Cualquier cosa excepto un ambiente opresivo, eso es lo que puedes sentir en el Parque Nacional del Teide, un tesoro de incalculable valor geológico, ambiental y paisajístico. Un espacio abierto sin límites, lleno de rarezas y excepciones a lo cotidiano. Visible desde todas partes, con vistas al mundo entero. Su zona más concurrida y ajetreada son las Cañadas, un peculiar circo resultado de sucesivos colapsos verticales de antiguos mastodontes volcánicos, atravesada por una carretera deseosa de recibir autobuses atestados de rusos y alemanes que por un día cambian el chip del chiringuito por el de las piedras. Allí, durante mucho tiempo, puedes entretenerte y sorprenderte por encima de 2.000 metros de altitud... que se dice pronto.
Abajo quedan la masa grotesca de adosados, hoteles y rotondas que ha descuartizado el litoral, la tupida corona forestal de pino canario sobre las laderas de la montaña más alta de España, e incluso el manto de nubes, en constante sube y baja gracias al trajín de los vientos alisios en la cara Norte de Tenerife.
Arriba, bajo un perfecto cielo abierto, se despatarra un ambiente rojo y negro, lleno de ceniza y piedras lunares, campos de lava, cráteres y laderas hechas migajones por las erupciones de un monstruo que se levanta hasta 7.500 metros sobre el lecho marino.

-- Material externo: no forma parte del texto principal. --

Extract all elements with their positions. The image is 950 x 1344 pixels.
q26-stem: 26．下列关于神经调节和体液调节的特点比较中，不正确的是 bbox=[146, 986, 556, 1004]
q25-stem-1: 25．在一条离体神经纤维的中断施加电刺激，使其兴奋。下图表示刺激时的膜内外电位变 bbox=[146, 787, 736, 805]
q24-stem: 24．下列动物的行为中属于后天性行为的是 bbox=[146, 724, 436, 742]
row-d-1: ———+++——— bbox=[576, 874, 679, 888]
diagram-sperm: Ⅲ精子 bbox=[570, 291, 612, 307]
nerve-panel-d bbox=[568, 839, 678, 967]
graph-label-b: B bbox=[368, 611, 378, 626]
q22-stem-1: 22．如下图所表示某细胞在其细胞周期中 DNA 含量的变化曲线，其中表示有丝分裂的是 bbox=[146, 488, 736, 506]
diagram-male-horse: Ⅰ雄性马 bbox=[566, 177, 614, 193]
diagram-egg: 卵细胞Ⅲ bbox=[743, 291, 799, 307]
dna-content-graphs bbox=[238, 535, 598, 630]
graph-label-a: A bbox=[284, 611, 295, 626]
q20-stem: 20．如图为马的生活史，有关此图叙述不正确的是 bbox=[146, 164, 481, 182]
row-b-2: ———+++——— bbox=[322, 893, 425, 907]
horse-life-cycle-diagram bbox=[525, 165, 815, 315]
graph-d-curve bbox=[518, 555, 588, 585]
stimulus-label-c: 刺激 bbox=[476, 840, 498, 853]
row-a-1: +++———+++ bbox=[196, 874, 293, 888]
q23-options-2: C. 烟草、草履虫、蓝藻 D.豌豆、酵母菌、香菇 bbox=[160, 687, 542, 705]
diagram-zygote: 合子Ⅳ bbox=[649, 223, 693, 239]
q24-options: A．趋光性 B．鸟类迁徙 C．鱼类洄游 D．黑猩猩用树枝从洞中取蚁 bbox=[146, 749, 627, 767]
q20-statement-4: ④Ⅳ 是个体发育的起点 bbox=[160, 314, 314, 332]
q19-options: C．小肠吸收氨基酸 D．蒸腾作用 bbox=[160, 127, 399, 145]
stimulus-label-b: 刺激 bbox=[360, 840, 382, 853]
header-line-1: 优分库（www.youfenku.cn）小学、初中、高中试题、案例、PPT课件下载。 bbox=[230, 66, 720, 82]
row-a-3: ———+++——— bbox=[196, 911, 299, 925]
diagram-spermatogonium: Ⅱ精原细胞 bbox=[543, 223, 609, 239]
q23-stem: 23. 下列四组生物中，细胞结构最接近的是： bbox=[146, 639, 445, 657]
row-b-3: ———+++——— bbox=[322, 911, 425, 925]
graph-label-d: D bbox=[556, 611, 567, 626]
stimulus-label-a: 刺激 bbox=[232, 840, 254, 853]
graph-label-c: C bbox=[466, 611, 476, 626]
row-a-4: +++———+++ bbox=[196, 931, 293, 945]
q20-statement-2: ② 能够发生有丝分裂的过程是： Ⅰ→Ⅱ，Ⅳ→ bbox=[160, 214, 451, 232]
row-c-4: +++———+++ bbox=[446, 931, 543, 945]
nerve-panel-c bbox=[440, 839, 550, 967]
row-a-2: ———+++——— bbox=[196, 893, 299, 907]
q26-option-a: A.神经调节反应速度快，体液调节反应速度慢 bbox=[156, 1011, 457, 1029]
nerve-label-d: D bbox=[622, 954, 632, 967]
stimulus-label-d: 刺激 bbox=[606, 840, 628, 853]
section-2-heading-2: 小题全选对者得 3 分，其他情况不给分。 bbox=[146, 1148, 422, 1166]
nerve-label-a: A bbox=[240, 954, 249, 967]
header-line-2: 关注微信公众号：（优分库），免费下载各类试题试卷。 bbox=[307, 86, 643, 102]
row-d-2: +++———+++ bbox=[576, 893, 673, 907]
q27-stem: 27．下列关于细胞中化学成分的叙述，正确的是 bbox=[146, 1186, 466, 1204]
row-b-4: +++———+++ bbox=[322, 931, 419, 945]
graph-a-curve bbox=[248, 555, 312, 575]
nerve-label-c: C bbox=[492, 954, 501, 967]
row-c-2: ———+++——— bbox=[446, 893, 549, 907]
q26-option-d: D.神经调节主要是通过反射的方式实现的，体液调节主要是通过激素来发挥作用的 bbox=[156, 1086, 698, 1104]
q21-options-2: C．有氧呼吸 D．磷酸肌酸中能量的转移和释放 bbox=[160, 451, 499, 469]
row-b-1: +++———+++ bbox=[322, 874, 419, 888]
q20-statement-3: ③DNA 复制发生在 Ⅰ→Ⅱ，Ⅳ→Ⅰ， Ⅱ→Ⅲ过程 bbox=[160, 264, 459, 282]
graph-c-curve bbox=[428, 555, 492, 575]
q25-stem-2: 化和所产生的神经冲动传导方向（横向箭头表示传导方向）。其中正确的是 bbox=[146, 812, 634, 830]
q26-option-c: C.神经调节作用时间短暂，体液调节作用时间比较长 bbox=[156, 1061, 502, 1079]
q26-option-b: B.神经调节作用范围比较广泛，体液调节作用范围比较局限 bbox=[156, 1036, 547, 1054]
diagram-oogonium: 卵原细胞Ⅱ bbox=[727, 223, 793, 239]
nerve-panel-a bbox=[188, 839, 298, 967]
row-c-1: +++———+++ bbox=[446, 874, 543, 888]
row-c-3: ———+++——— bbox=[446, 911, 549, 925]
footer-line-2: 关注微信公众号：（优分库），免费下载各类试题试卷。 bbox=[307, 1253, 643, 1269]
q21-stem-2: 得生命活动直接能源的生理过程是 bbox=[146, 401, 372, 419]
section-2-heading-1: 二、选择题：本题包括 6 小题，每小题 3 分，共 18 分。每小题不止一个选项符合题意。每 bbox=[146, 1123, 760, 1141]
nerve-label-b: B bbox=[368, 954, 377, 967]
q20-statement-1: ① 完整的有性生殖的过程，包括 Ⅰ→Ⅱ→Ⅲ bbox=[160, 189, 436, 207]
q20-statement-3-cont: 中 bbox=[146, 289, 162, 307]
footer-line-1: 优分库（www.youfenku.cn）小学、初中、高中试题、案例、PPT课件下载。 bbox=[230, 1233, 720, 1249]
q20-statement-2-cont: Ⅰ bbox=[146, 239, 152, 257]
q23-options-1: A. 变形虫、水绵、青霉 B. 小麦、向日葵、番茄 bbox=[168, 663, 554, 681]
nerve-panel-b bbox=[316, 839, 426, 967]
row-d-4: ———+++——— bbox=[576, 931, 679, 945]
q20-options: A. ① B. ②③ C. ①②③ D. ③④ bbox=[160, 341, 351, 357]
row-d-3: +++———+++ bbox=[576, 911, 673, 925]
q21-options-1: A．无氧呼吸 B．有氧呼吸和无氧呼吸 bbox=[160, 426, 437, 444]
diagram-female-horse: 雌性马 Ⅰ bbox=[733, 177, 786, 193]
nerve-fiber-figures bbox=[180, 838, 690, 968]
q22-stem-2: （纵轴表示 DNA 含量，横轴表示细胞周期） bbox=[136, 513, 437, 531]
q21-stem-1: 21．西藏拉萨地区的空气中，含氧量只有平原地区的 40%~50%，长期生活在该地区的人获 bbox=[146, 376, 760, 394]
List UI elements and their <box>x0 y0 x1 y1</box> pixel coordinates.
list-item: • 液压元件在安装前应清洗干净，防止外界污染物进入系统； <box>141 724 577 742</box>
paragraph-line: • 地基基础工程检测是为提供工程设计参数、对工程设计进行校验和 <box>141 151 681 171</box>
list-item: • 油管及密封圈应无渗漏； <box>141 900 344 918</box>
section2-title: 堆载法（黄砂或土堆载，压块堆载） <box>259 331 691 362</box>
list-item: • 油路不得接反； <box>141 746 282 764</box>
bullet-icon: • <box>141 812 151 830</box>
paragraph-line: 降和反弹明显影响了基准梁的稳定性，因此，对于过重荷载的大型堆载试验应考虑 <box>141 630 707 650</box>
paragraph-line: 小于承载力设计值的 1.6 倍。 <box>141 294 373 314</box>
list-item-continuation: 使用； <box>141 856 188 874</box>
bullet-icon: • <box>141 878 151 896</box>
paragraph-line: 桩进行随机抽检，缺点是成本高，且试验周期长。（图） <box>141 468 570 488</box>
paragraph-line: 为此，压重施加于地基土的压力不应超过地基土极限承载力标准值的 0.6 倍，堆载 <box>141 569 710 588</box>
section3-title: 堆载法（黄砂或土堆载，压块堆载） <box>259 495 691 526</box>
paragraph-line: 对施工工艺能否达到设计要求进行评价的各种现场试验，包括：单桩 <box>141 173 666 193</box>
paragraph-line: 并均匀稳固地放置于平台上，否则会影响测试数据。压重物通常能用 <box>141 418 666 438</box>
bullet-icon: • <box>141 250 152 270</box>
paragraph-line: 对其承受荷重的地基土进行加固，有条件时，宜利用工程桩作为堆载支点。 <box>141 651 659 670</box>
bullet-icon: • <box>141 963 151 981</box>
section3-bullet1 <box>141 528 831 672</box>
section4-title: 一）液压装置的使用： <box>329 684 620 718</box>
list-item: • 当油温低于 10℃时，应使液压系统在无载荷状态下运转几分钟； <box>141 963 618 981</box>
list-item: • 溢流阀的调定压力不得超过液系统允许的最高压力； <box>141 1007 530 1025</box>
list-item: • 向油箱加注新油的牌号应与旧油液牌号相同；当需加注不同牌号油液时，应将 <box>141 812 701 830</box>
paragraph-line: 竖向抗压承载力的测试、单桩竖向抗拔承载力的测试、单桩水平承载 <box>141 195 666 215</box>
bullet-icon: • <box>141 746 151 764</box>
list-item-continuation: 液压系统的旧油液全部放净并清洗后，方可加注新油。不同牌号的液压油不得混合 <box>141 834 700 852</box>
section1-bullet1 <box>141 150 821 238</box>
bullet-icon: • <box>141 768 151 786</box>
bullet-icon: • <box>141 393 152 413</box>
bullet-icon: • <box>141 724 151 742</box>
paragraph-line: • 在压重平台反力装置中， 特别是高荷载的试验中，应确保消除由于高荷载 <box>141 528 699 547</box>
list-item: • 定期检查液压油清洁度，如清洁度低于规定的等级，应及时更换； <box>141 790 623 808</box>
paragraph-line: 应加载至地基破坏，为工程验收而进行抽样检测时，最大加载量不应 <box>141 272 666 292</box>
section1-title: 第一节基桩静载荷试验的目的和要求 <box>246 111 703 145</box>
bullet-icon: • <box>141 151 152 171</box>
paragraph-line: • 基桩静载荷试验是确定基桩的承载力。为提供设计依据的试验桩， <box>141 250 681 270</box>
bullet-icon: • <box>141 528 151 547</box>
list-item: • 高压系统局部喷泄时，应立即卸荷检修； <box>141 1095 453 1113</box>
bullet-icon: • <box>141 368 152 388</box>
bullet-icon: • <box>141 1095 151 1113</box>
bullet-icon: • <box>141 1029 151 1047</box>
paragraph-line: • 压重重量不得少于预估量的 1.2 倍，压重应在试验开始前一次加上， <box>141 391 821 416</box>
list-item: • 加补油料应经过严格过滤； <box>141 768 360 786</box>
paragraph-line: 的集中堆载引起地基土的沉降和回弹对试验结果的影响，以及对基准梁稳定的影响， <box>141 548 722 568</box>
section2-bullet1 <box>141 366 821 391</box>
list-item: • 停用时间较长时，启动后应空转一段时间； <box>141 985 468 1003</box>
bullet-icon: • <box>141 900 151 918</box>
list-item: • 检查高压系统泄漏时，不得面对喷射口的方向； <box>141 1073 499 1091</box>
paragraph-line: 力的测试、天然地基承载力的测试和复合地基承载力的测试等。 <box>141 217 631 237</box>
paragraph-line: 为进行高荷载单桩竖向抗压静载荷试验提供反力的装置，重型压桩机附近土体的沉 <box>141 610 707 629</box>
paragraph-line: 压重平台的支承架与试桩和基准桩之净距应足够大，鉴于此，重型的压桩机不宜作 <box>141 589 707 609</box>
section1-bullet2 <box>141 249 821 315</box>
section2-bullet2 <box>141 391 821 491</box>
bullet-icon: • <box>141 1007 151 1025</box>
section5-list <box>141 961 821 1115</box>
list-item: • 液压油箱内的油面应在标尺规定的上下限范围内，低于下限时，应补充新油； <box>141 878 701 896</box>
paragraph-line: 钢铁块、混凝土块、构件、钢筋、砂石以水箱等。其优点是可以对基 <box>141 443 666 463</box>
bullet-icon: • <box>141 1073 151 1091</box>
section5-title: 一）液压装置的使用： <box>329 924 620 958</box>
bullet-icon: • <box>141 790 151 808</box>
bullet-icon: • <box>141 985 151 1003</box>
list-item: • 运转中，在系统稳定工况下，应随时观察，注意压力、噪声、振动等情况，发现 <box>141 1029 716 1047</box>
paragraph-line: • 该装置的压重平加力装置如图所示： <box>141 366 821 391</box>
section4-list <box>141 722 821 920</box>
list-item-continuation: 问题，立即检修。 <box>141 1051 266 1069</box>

El Teide es único no solo por su altitud- ya de por si excepcional en su entorno-, sino también por su volumen, sus formas, sus singularidades bioclimáticas y geológicas, el carácter de sus paisajes y la fuerza de su sola presencia en medio de la inmensidad; una clase de Geografía
de pe a pa, rica en contrastes, singularidades y diversidad, condicionantes, cambios y adaptaciones, desde el mar hasta la cumbre. Por algo es Parque Nacional desde 1954.